Da La Sinistra la proposta di reinvestire i fondi risparmiati nelle associazioni per l’integrazione dei giovani NEET.
LUGANO - Il fenomeno dei giovani NEET - non inseriti in percorsi di studio, formazione o lavoro - torna al centro del dibattito politico a Lugano.
I consiglieri comunali Cristiano Canuti, Elena Rezzonico e Silvia Barzaghi (La Sinistra) hanno presentato un’interpellanza al Municipio chiedendo quali misure concrete intenda adottare a partire dal 2027.
Nel testo si richiama la risposta fornita dall’esecutivo il 17 aprile 2026 all’interrogazione 1157, in cui veniva riconosciuta la necessità di sostenere le associazioni attive nel settore e l’importanza di interventi precoci.
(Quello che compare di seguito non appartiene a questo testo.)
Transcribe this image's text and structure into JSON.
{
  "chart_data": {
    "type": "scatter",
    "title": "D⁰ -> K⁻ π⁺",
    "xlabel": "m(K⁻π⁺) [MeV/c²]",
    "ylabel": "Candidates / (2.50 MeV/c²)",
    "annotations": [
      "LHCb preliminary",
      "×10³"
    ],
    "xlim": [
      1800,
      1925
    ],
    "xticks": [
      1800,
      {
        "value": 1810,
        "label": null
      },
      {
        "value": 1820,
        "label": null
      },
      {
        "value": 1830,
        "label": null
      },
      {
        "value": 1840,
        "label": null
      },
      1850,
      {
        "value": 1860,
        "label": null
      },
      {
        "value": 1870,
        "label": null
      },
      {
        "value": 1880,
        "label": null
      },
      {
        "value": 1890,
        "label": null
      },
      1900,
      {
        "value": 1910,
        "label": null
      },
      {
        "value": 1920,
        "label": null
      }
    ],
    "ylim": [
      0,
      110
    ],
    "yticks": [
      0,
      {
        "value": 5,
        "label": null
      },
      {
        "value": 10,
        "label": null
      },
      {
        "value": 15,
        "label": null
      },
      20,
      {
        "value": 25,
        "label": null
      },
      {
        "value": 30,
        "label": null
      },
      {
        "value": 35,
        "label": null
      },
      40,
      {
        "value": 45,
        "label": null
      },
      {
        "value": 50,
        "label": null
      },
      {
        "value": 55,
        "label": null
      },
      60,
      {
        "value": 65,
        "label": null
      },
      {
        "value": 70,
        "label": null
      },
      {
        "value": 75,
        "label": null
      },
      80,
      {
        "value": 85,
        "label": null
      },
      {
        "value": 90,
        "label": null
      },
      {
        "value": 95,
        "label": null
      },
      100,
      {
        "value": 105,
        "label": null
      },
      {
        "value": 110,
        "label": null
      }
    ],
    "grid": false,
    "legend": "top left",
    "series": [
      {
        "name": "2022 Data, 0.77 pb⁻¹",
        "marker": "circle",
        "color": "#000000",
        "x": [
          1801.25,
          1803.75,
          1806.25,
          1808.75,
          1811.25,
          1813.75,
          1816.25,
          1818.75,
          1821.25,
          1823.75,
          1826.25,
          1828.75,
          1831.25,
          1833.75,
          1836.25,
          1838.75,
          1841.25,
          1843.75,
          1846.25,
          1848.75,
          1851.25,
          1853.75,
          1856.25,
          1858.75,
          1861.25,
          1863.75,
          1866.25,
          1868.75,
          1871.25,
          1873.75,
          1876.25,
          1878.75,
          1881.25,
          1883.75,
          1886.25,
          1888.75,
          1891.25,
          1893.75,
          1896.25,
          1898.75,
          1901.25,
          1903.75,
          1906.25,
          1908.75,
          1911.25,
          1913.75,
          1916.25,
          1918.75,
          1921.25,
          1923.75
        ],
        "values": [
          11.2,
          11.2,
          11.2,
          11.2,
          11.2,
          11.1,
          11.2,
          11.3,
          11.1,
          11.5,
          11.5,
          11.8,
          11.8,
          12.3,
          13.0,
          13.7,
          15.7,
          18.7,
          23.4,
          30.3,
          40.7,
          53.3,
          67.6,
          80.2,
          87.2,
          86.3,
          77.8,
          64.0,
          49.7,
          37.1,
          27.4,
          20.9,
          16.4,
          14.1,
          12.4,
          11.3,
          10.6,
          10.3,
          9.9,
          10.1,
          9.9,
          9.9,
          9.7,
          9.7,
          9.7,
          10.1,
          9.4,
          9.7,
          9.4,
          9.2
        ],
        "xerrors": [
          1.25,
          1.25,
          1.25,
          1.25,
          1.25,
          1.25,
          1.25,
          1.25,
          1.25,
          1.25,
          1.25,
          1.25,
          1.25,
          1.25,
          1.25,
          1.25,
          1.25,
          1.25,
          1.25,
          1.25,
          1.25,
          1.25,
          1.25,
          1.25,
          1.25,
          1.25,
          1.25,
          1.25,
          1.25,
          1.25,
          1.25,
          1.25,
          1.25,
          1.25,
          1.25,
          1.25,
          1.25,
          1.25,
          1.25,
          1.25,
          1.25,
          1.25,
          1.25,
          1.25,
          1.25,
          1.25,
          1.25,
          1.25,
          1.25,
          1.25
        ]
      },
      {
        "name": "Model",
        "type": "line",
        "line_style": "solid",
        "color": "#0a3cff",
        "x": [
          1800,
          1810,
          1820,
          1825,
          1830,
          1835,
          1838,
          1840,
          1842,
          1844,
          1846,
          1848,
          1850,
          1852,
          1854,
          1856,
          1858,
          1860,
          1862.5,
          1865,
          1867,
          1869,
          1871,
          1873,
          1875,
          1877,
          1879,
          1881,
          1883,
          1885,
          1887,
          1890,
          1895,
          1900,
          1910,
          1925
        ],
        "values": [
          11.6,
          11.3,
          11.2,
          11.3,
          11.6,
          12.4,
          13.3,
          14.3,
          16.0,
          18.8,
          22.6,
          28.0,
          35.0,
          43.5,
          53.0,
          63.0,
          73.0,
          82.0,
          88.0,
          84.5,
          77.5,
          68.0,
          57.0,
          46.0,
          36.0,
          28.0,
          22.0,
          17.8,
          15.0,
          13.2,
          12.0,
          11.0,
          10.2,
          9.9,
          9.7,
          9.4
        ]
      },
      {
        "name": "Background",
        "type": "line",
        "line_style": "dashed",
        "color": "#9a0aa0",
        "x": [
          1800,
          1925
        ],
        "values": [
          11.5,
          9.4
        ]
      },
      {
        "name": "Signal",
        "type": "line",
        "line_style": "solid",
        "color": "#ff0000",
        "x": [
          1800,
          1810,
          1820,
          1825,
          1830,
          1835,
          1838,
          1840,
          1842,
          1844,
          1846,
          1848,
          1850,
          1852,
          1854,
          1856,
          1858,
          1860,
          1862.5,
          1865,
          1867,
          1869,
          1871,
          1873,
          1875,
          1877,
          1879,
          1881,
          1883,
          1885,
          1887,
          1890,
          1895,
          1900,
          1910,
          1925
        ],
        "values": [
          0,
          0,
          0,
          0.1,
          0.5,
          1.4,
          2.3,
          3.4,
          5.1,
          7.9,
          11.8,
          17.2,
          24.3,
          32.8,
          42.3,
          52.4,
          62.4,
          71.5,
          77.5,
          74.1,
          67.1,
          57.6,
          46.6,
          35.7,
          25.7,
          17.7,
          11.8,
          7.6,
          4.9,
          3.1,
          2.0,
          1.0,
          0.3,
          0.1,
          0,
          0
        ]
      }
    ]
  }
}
Secondo i firmatari, si tratta di un’emergenza che richiede un rafforzamento degli investimenti per l’integrazione sociale e professionale dei giovani coinvolti.
L’interpellanza evidenzia inoltre come, negli ultimi due anni, il Comune non abbia utilizzato integralmente i fondi destinati alle prestazioni sociali: oltre 800'000 franchi nel 2025, con una diminuzione delle domande da 433 nel 2024 (227'000 franchi) a 312 nel 2025 (187'000 franchi). A ciò si aggiunge la riduzione del preventivo da 1 milione a 400'000 franchi tra il 2025 e il 2026.
Nel complesso, il risparmio stimato ammonta a circa 1,4 milioni di franchi in due anni.
I consiglieri comunali chiedono quindi che queste risorse vengano reinvestite nel sostegno alle associazioni impegnate nel reinserimento dei NEET.
Due le domande poste al Municipio: l’entità dei contributi erogati tra il 2024 e il 2026 e la volontà di aumentarli nel 2027 utilizzando i risparmi accumulati.